Tunisia made great progress on the road to democracy in the wake of all these events, and has recently become an important model between the concept of East and West. The main factor in this is, of course, the peaceable nature of the Ennahda Movement, the most powerful movement in the country, which favors democracy and pluralism and refuses to act on vengeance. Rashid al-Gannushi and his colleagues take every opportunity to issue messages about a democratic state of law by saying they will not engage in an emotional demand for vengeance against those who tortured them in prison and that those people would only be held to account before the law. Moreover, al-Gannushi states that his party will happily form a coalition with parties containing members of the former regime in order to reinforce the foundations of democracy. In these respects, the Ennahda Movement is demonstrating a surprisingly positive outlook. The fact that 45 of the 89 deputies in Parliament are women, including one of the most important deputy prime ministers, is another sign of the Ennahda Movement’s democratic and progressive way of thinking. In that sense, Tunisia has already left several European countries way behind.

It is clear that the Tunisian people, who voted with their own free will in their first parliamentary elections in the post-revolution era on October 26, are happy with these developments and have no wish to go back. The efforts of the former regime’s to build a ‘Bin Ali regime’, (without Bin Ali), proved to be futile and the country successfully completed its transition to democracy. In this way, the country that is considered the cradle of the Arab Spring, has shown the whole world that it was possible to peacefully move from dictatorship to democracy. This is most important in terms of also setting an example to other countries that contain radical elements.

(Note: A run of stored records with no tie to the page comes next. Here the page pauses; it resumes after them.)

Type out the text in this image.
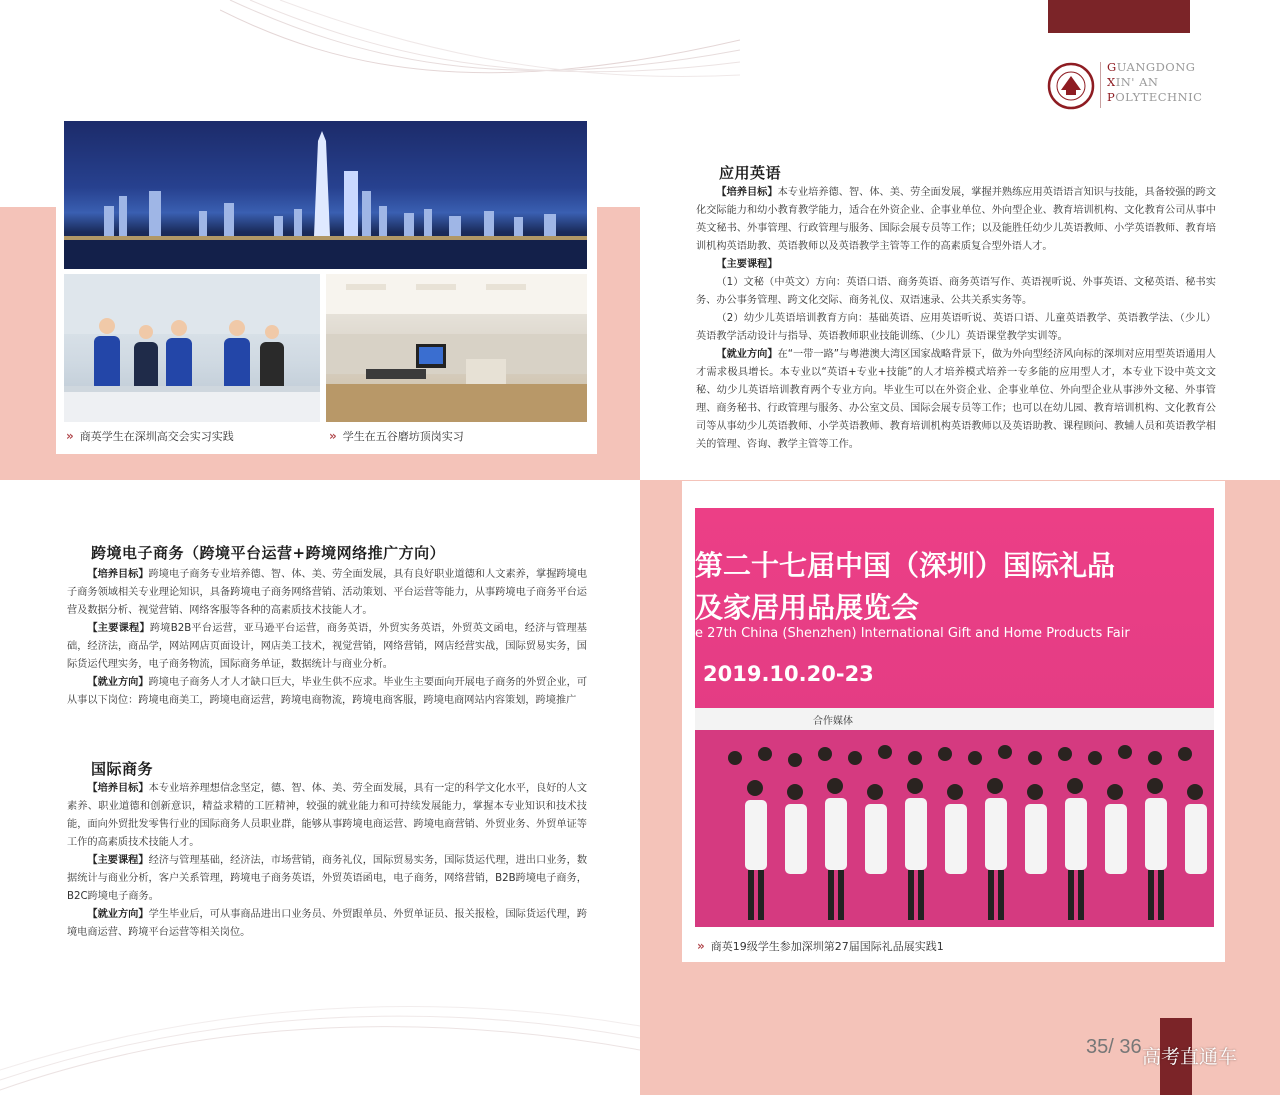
GUANGDONG
XIN' AN
POLYTECHNIC
» 商英学生在深圳高交会实习实践	» 学生在五谷磨坊顶岗实习
应用英语

【培养目标】本专业培养德、智、体、美、劳全面发展，掌握并熟练应用英语语言知识与技能，具备较强的跨文化交际能力和幼小教育教学能力，适合在外资企业、企事业单位、外向型企业、教育培训机构、文化教育公司从事中英文秘书、外事管理、行政管理与服务、国际会展专员等工作；以及能胜任幼少儿英语教师、小学英语教师、教育培训机构英语助教、英语教师以及英语教学主管等工作的高素质复合型外语人才。

【主要课程】

（1）文秘（中英文）方向：英语口语、商务英语、商务英语写作、英语视听说、外事英语、文秘英语、秘书实务、办公事务管理、跨文化交际、商务礼仪、双语速录、公共关系实务等。

（2）幼少儿英语培训教育方向：基础英语、应用英语听说、英语口语、儿童英语教学、英语教学法、（少儿）英语教学活动设计与指导、英语教师职业技能训练、（少儿）英语课堂教学实训等。

【就业方向】在“一带一路”与粤港澳大湾区国家战略背景下，做为外向型经济风向标的深圳对应用型英语通用人才需求极具增长。本专业以“英语+专业+技能”的人才培养模式培养一专多能的应用型人才，本专业下设中英文文秘、幼少儿英语培训教育两个专业方向。毕业生可以在外资企业、企事业单位、外向型企业从事涉外文秘、外事管理、商务秘书、行政管理与服务、办公室文员、国际会展专员等工作；也可以在幼儿园、教育培训机构、文化教育公司等从事幼少儿英语教师、小学英语教师、教育培训机构英语教师以及英语助教、课程顾问、教辅人员和英语教学相关的管理、咨询、教学主管等工作。

第二十七届中国（深圳）国际礼品
及家居用品展览会
e 27th China (Shenzhen) International Gift and Home Products Fair
2019.10.20-23
合作媒体
» 商英19级学生参加深圳第27届国际礼品展实践1
跨境电子商务（跨境平台运营+跨境网络推广方向）

【培养目标】跨境电子商务专业培养德、智、体、美、劳全面发展，具有良好职业道德和人文素养，掌握跨境电子商务领域相关专业理论知识，具备跨境电子商务网络营销、活动策划、平台运营等能力，从事跨境电子商务平台运营及数据分析、视觉营销、网络客服等各种的高素质技术技能人才。

【主要课程】跨境B2B平台运营，亚马逊平台运营，商务英语，外贸实务英语，外贸英文函电，经济与管理基础，经济法，商品学，网站网店页面设计，网店美工技术，视觉营销，网络营销，网店经营实战，国际贸易实务，国际货运代理实务，电子商务物流，国际商务单证，数据统计与商业分析。

【就业方向】跨境电子商务人才人才缺口巨大，毕业生供不应求。毕业生主要面向开展电子商务的外贸企业，可从事以下岗位：跨境电商美工，跨境电商运营，跨境电商物流，跨境电商客服，跨境电商网站内容策划，跨境推广

国际商务

【培养目标】本专业培养理想信念坚定，德、智、体、美、劳全面发展，具有一定的科学文化水平，良好的人文素养、职业道德和创新意识，精益求精的工匠精神，较强的就业能力和可持续发展能力，掌握本专业知识和技术技能，面向外贸批发零售行业的国际商务人员职业群，能够从事跨境电商运营、跨境电商营销、外贸业务、外贸单证等工作的高素质技术技能人才。

【主要课程】经济与管理基础，经济法，市场营销，商务礼仪，国际贸易实务，国际货运代理，进出口业务，数据统计与商业分析，客户关系管理，跨境电子商务英语，外贸英语函电，电子商务，网络营销，B2B跨境电子商务，B2C跨境电子商务。

【就业方向】学生毕业后，可从事商品进出口业务员、外贸跟单员、外贸单证员、报关报检，国际货运代理，跨境电商运营、跨境平台运营等相关岗位。

35/ 36 高考直通车
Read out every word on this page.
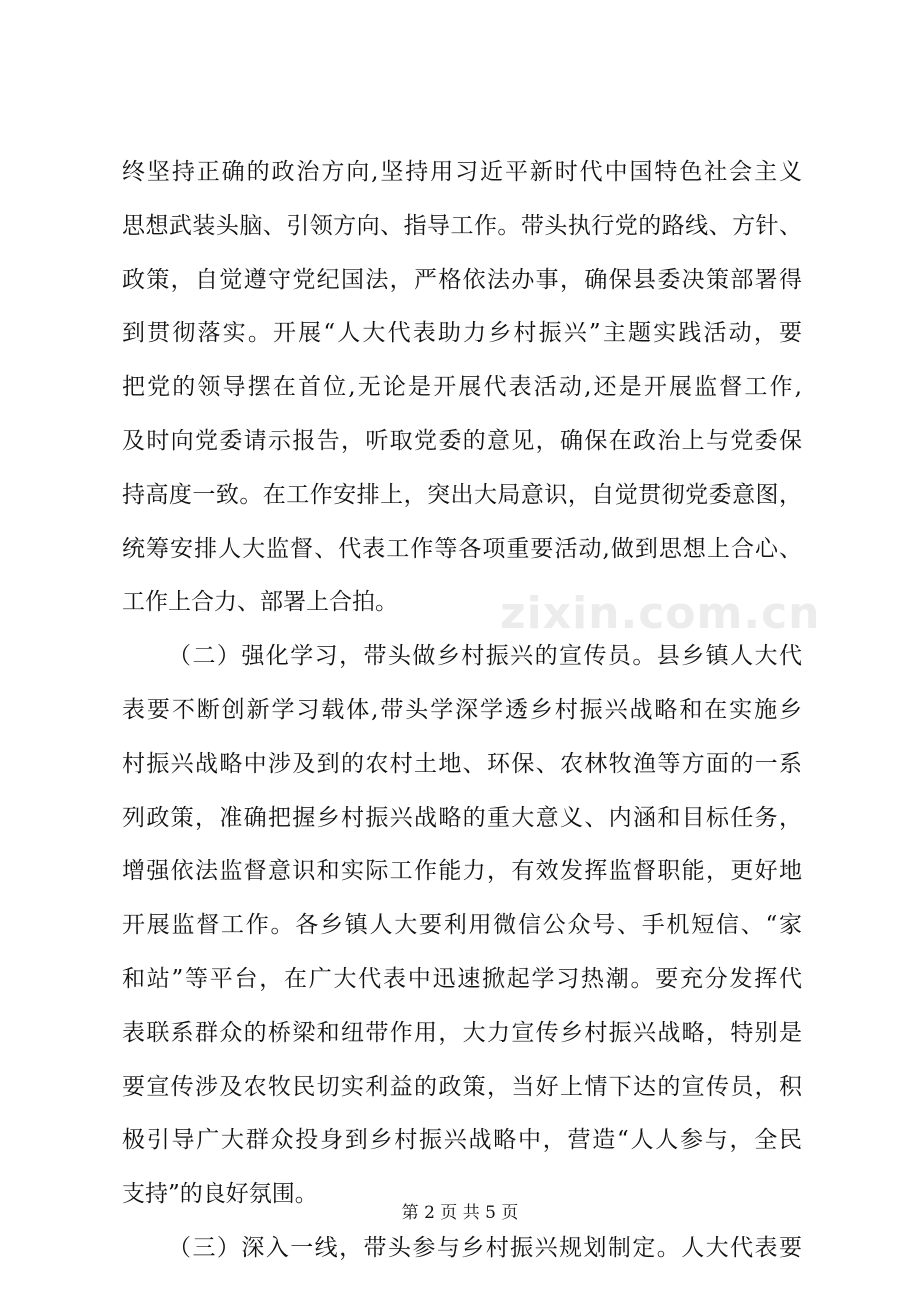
zixin.com.cn
终坚持正确的政治方向,坚持用习近平新时代中国特色社会主义
思想武装头脑、引领方向、指导工作。带头执行党的路线、方针、
政策，自觉遵守党纪国法，严格依法办事，确保县委决策部署得
到贯彻落实。开展“人大代表助力乡村振兴”主题实践活动，要
把党的领导摆在首位,无论是开展代表活动,还是开展监督工作,
及时向党委请示报告，听取党委的意见，确保在政治上与党委保
持高度一致。在工作安排上，突出大局意识，自觉贯彻党委意图，
统筹安排人大监督、代表工作等各项重要活动,做到思想上合心、
工作上合力、部署上合拍。
（二）强化学习，带头做乡村振兴的宣传员。县乡镇人大代
表要不断创新学习载体,带头学深学透乡村振兴战略和在实施乡
村振兴战略中涉及到的农村土地、环保、农林牧渔等方面的一系
列政策，准确把握乡村振兴战略的重大意义、内涵和目标任务，
增强依法监督意识和实际工作能力，有效发挥监督职能，更好地
开展监督工作。各乡镇人大要利用微信公众号、手机短信、“家
和站”等平台，在广大代表中迅速掀起学习热潮。要充分发挥代
表联系群众的桥梁和纽带作用，大力宣传乡村振兴战略，特别是
要宣传涉及农牧民切实利益的政策，当好上情下达的宣传员，积
极引导广大群众投身到乡村振兴战略中，营造“人人参与，全民
支持”的良好氛围。
（三）深入一线，带头参与乡村振兴规划制定。人大代表要
第 2 页 共 5 页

Of course there are many who still think that the progress made in Tunisia in the name of democracy and human rights is insufficient. This is a fact voiced primarily by Al-Gannushi himself, the leader of the largest party in the National Constituent Assembly elections held in 2011 to prepare the new Tunisian Constitution. According to al-Gannushi, the holding of elections does not mean that democracy is fully settled in the country, and there is still much progress to be made. Even though the ratification of the new Constitution in January – which contains numerous rights and freedoms and guarantees the supremacy of the law, equality between the sexes, freedom of belief and expression, rational politics and decentralization – was a major step forward for Tunisia, not every problem in the country has yet been solved. For example, since no comprehensive reform aimed at the security forces has been carried out, problems of torture and misconduct are still common; another problem is that the judicial authorities in Tunisia have failed to guarantee the rights and freedoms of citizens. The sanction-free system that prevailed under the old dictatorship is still in force and acts of violence against women are another worrying problem in the country. We hope that Tunisia, which successfully passed the democracy test last Sunday, can take its people, who are in search of social peace and democratic stability, another step closer to well-being and further its democracy in the process.